US sugar refiners complained for years that Mexico was shipping too much refined sugar into the country. They argued that Mexican producers were getting around quantitative restrictions that forced them to send nearly half of their exports to US refineries by exporting sugar that was technically raw but could be used directly in beverage and food production with minimal processing. They wanted a significantly larger portion of imports from Mexico being raw sugar. They wanted this figure to be 85%. During the suspension agreement in 2014, the split was 47:53 raw:refined. The core provision in the new deal requires that 70% of sugar imports from Mexico be raw and allows the remaining 30% to be refined.

This has not been a one sided affair. Around 11% of HFCS produced in the US is exported to Mexico. The main producers of HFCS Cargill, Archer Daniels Midland, Ingredion and Tate & Lyle, according to one analyst, could have seen their profits halve in the short-term from the loss of the market share in Mexico.

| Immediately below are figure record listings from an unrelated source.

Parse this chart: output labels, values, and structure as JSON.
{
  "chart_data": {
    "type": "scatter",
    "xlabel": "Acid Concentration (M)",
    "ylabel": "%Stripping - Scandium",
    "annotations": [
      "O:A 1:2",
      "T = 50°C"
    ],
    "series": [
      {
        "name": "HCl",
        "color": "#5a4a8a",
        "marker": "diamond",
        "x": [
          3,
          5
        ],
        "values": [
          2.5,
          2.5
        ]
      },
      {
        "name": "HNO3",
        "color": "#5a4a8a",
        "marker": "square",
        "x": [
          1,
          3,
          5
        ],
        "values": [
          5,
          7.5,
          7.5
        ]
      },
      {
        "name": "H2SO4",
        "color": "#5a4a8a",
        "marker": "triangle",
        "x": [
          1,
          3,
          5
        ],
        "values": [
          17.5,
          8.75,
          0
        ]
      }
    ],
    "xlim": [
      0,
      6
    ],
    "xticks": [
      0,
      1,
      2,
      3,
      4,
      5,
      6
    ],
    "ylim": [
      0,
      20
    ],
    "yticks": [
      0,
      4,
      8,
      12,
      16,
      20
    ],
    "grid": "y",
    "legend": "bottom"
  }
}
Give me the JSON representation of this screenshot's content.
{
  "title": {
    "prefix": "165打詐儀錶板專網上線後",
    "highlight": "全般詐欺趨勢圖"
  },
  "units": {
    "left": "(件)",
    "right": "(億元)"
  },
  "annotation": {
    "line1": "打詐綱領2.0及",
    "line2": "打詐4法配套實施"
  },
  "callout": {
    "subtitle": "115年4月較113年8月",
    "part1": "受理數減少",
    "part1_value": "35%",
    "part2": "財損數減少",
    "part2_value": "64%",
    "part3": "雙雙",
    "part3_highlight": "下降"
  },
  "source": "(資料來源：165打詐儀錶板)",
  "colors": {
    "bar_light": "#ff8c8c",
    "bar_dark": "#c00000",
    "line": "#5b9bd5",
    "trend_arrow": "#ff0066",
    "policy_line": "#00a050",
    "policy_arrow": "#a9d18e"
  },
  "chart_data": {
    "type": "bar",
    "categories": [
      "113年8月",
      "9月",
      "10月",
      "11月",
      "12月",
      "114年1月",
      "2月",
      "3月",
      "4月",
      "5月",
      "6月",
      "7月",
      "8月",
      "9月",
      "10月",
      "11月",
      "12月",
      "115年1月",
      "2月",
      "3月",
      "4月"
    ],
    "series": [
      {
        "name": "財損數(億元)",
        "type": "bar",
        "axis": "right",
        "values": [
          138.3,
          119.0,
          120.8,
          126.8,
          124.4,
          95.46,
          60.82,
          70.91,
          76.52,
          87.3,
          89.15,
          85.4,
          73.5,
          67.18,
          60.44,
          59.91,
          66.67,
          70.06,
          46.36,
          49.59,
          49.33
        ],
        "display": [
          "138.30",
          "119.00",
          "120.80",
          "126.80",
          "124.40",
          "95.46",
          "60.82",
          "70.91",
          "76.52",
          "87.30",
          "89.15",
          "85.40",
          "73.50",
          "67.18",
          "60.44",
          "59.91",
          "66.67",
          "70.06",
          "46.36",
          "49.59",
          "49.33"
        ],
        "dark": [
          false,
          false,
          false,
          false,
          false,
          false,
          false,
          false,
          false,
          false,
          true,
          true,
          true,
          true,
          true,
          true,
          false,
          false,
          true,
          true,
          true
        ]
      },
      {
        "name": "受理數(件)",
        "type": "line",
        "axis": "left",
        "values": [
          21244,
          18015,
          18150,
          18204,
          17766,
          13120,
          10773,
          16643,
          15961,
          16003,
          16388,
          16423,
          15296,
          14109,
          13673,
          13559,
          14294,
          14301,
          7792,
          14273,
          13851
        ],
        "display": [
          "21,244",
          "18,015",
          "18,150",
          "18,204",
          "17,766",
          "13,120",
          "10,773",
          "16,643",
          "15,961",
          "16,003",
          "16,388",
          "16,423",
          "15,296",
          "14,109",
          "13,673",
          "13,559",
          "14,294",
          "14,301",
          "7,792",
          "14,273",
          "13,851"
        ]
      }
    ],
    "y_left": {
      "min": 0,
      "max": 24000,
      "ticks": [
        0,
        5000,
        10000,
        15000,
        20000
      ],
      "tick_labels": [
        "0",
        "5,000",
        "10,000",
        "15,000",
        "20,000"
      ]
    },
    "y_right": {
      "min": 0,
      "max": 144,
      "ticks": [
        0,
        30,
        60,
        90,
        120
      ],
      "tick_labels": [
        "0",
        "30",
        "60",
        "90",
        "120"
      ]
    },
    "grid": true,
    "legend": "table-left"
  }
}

But it has to be said, Mexican sugar industry is paying the price for opportunism. In the sporting parlance, it was simply not good sportsmanship to take advantage of the existing trade agreement, to dump sugar in the US market following record harvests prompting US sugar industry in 2014 to petition US International Trade Commission and Department of Commerce for anti-dumping and anti-subsidy tariffs on Mexican imports. The principle is “why beggar my neighbour” and ‘if converse was true’.